What Is an Equity Linked Note (ELN)?
An equity-linked note (ELN) is an investment product that combines a fixed income investment with additional potential returns that are tied to the performance of equities. Equity-linked notes are usually structured to return the initial investment with a variable interest portion that depends on the performance of the linked equity. ELNs can be structured in many different ways, but the vanilla version works like a strip bond combined with a call option on a specific security, a basket of securities or an index like the S&P 500 or DJIA. In the case of a note linked to an equity index, the security would typically be called an equity index-linked note.
Understanding Equity Linked Note (ELN)
Equity-linked notes provide a way for investors to protect their capital while also getting the potential for an above average return compared to regular bonds. In theory, the upside potential for returns in an equity-linked note is unlimited, whereas the downside risk is capped. Even in the worst case scenario, most equity-linked notes offer full principal protection. That is what makes this type of a structured product appealing to risk-averse investors who nevertheless have a bullish outlook on the market. That said, equity-linked notes only pay on maturity, so there is an opportunity cost for locking in that money if only the principal is returned in the end.
How ELN Work
In the simplest form, a $1000 5-year equity-linked note could be structured to use $800 of the fund to buy a 5-year strip bond with a 4.5% yield-to-maturity and then invest and reinvest the other $200 in call options for the S&P 500 over the 5-year life of the note. There is a chance that the options will expire worthless, in which case the investor gets back the $1000 initially put in. If, however, the options appreciate in value with the S&P 500, those returns are added to the $1000 that will eventually be returned to the investor.
Equity Linked Note Caps, Participation Rates, and Leverage
In practice, an equity-linked note will have a participation rate, which is the percentage amount that the investor in the note participates in the appreciation of the underlying equity. If the participation rate is 100%, then a 5% increase in the underlying is a 5% increase for the eventual payout on the note. However, the cost of structuring the ELN and managing it can lower the participation rate.
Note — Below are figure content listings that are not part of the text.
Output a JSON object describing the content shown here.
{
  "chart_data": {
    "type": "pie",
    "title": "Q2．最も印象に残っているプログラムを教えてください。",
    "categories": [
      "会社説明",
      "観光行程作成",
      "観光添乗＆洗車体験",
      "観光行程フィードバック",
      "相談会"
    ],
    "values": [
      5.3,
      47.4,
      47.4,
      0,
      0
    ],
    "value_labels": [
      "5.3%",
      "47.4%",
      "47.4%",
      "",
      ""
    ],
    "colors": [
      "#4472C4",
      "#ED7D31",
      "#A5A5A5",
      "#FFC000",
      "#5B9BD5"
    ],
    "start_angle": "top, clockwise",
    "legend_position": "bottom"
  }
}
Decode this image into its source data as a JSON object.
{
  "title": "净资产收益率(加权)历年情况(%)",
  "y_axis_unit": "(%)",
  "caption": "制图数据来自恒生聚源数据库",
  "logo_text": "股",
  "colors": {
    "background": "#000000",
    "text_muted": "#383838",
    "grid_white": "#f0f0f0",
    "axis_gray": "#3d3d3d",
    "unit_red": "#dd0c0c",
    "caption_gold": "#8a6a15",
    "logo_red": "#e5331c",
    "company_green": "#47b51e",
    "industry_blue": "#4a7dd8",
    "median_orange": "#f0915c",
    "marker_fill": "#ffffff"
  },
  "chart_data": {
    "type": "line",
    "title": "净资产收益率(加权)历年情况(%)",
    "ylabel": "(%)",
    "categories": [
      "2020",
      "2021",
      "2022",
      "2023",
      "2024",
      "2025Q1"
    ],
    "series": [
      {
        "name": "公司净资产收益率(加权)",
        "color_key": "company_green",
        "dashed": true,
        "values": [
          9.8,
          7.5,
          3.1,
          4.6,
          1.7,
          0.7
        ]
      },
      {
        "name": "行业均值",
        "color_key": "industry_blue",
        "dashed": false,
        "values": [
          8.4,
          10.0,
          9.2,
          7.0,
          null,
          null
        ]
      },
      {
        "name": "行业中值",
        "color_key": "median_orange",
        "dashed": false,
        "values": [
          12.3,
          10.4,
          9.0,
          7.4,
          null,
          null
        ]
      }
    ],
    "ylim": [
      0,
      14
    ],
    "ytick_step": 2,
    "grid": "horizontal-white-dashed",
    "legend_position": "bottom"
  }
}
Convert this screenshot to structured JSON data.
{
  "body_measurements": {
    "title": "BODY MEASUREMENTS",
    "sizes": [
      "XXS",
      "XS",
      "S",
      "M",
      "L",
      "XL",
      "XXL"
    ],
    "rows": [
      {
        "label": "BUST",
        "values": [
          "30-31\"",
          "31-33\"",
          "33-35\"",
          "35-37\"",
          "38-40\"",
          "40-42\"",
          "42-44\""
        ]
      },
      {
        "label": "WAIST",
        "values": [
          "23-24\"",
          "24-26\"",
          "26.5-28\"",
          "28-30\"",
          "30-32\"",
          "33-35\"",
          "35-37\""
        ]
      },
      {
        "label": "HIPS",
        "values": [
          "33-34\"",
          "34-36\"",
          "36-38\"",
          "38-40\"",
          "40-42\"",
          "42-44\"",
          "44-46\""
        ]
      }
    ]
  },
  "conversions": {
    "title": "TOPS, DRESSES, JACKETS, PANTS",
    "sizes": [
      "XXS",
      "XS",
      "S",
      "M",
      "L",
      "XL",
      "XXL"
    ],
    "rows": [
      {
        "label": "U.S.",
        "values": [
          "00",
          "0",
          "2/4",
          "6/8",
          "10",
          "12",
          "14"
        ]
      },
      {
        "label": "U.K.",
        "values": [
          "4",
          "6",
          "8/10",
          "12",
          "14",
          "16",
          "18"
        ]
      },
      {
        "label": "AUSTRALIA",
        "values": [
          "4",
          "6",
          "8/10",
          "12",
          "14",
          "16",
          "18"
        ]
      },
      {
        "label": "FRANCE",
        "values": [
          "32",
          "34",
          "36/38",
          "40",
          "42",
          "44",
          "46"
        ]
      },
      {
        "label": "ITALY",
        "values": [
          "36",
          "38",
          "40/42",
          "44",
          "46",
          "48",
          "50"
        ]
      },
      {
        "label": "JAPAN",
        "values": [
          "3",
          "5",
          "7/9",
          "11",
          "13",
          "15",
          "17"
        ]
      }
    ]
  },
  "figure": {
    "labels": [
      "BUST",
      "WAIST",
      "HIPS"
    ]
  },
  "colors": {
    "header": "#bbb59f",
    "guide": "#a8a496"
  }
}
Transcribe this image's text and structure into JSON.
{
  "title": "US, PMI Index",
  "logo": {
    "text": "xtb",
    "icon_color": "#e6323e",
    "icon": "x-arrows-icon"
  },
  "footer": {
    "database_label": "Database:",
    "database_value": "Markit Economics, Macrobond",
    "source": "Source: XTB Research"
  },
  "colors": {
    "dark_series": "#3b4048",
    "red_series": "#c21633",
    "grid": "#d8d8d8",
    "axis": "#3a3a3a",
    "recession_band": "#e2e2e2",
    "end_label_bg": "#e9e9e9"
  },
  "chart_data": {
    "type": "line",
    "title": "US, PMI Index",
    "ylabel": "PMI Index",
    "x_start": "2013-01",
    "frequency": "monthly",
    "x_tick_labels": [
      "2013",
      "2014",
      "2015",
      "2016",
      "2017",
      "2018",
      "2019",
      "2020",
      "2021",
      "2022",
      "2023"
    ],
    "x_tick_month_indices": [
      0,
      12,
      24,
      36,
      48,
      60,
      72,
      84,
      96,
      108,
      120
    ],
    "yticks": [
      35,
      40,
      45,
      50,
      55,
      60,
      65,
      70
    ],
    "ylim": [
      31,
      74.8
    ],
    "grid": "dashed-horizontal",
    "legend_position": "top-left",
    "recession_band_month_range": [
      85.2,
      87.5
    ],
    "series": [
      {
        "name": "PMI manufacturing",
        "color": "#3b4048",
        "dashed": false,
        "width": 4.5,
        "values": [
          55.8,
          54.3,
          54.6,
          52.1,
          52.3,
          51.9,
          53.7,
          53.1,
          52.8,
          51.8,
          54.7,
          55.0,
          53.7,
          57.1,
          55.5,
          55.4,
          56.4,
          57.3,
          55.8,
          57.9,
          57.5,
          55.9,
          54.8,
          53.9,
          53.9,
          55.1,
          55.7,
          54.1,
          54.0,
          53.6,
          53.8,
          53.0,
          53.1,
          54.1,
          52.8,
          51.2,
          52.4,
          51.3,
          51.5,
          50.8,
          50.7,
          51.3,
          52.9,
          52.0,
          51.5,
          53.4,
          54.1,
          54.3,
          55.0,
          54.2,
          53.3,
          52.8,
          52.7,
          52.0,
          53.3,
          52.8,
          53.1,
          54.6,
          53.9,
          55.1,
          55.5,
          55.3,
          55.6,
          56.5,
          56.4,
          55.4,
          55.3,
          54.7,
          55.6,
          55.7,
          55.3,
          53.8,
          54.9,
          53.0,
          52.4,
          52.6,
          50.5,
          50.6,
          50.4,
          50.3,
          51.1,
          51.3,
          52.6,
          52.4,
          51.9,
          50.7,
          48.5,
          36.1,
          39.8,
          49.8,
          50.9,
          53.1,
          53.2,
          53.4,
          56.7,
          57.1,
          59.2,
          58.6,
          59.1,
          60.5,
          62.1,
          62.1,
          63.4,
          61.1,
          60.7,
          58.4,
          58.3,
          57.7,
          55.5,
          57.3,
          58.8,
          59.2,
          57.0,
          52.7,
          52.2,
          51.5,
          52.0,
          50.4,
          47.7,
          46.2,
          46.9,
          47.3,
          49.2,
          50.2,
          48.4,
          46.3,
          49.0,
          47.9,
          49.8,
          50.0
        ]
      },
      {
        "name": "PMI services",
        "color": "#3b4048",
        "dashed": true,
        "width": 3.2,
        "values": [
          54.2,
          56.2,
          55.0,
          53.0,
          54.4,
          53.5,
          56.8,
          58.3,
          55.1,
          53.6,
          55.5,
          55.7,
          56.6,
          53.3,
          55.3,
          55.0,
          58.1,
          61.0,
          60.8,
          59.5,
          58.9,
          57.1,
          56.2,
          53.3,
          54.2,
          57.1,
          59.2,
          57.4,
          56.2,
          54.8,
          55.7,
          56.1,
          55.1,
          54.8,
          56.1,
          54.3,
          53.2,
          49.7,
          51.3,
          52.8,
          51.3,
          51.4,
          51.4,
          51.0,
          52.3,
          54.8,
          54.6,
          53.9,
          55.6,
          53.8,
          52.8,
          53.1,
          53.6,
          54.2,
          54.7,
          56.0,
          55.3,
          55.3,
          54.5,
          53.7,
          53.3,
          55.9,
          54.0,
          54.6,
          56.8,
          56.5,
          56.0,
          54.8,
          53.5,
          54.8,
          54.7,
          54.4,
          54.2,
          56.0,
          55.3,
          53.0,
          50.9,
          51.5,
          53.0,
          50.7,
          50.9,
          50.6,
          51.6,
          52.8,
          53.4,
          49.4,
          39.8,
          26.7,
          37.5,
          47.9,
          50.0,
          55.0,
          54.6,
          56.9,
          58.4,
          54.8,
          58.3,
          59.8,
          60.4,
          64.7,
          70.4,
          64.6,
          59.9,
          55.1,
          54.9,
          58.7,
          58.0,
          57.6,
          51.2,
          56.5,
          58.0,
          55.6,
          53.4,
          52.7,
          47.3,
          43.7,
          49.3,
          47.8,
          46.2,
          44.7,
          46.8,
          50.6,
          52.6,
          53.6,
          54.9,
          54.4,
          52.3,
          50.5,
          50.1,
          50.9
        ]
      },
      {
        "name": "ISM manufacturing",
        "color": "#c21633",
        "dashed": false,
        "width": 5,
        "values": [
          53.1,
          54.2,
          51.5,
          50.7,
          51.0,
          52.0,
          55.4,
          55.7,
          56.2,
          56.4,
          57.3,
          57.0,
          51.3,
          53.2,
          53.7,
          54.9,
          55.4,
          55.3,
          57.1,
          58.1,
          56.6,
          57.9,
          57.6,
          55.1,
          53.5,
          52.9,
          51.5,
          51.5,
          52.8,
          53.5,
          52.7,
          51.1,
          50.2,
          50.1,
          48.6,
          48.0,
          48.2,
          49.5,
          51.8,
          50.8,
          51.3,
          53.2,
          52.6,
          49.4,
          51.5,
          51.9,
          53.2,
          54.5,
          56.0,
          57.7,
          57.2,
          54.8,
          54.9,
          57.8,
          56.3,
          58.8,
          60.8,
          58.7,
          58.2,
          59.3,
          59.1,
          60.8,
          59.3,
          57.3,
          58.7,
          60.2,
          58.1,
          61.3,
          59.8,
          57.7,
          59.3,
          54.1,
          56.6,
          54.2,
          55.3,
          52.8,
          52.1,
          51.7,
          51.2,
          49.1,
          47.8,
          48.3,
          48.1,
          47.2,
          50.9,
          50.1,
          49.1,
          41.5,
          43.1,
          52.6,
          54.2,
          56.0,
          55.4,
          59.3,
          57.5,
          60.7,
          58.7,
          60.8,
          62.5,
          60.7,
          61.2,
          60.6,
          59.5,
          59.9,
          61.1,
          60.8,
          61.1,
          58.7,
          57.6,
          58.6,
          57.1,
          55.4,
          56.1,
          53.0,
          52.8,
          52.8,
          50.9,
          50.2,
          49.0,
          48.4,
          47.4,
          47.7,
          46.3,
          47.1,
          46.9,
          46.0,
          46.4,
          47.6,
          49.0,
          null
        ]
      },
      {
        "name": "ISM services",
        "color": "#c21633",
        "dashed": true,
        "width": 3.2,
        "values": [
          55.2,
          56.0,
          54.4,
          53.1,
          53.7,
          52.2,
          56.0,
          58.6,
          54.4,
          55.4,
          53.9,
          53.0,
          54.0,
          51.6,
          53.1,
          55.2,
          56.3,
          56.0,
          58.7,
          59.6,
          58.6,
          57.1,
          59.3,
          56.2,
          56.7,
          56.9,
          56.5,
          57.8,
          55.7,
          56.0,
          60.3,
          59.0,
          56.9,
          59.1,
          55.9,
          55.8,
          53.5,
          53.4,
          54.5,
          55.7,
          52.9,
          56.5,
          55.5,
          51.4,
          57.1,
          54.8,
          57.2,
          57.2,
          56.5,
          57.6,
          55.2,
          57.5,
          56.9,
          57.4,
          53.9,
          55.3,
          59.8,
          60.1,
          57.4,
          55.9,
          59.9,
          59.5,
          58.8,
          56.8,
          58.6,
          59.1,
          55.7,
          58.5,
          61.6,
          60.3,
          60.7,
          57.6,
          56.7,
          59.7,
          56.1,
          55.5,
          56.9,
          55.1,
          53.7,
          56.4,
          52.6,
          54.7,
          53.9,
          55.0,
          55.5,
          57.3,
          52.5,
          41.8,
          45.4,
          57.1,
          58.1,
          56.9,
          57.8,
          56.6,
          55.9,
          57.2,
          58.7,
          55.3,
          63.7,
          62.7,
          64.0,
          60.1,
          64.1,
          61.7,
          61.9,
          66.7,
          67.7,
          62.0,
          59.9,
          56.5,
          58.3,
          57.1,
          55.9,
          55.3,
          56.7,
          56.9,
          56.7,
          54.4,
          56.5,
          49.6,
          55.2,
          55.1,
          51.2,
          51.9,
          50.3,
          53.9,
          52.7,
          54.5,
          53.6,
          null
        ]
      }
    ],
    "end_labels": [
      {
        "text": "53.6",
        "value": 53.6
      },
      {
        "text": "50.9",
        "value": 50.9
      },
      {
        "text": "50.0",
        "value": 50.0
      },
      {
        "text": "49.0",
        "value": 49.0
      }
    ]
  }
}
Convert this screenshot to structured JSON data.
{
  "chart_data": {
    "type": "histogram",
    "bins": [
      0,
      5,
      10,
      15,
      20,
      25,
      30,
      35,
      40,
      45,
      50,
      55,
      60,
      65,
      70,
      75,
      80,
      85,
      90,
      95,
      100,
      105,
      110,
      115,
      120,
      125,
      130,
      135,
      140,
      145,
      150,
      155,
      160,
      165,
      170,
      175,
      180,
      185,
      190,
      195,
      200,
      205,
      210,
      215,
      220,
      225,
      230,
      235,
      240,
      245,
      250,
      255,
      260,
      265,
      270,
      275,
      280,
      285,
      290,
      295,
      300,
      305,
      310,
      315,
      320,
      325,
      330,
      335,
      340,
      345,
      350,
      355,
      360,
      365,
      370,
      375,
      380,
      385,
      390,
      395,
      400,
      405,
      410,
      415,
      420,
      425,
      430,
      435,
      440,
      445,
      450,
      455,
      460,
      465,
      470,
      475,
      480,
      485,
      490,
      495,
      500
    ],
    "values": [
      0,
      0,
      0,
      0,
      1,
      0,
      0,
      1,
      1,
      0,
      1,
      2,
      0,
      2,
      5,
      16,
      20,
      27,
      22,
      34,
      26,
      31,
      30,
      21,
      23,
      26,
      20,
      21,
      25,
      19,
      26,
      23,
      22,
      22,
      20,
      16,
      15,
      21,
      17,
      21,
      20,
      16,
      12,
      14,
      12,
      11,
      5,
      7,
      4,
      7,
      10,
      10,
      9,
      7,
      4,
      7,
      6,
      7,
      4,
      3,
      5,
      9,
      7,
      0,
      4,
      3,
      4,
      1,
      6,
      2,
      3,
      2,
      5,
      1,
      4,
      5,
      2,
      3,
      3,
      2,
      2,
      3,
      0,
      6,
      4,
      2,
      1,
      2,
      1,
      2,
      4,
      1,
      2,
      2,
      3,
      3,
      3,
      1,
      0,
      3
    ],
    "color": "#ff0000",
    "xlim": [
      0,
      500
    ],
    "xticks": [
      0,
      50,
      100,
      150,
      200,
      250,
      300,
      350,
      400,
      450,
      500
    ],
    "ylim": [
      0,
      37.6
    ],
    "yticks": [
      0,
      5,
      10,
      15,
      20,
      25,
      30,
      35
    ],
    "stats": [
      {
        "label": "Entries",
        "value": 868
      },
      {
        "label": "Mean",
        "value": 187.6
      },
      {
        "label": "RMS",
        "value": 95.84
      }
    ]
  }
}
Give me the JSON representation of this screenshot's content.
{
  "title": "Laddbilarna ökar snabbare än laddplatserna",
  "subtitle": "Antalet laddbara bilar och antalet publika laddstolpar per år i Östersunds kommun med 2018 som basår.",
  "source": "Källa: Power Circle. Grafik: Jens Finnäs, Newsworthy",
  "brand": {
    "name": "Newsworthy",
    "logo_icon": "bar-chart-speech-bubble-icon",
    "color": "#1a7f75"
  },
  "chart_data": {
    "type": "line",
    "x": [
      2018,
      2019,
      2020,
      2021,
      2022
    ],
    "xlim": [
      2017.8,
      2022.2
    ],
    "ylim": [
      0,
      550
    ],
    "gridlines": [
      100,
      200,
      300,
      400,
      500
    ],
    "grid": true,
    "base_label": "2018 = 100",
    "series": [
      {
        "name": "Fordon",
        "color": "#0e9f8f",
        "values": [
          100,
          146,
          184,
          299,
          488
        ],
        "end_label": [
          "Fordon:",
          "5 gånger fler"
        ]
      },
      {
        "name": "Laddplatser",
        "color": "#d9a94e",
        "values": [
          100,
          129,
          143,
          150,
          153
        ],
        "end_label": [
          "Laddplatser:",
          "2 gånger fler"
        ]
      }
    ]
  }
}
In the case of a 75% participation rate, for example, a 5% appreciation in the underlying is only worth 3.75% to the investor.
Equity-linked notes can also use different structures and features. Some will use an averaging formula to smooth out returns on the equity-linked portion or a periodic cap that limits the ELN’s upside by realizing returns at a particular level on a regular basis. There are also types of equity-linked notes that use dynamic hedging instead of options, deploying leverage to increase returns from the underlying equity. Overall, equity-linked notes can be a powerful tool for investors who want to protect their principle while still having the potential upside of an equity investment.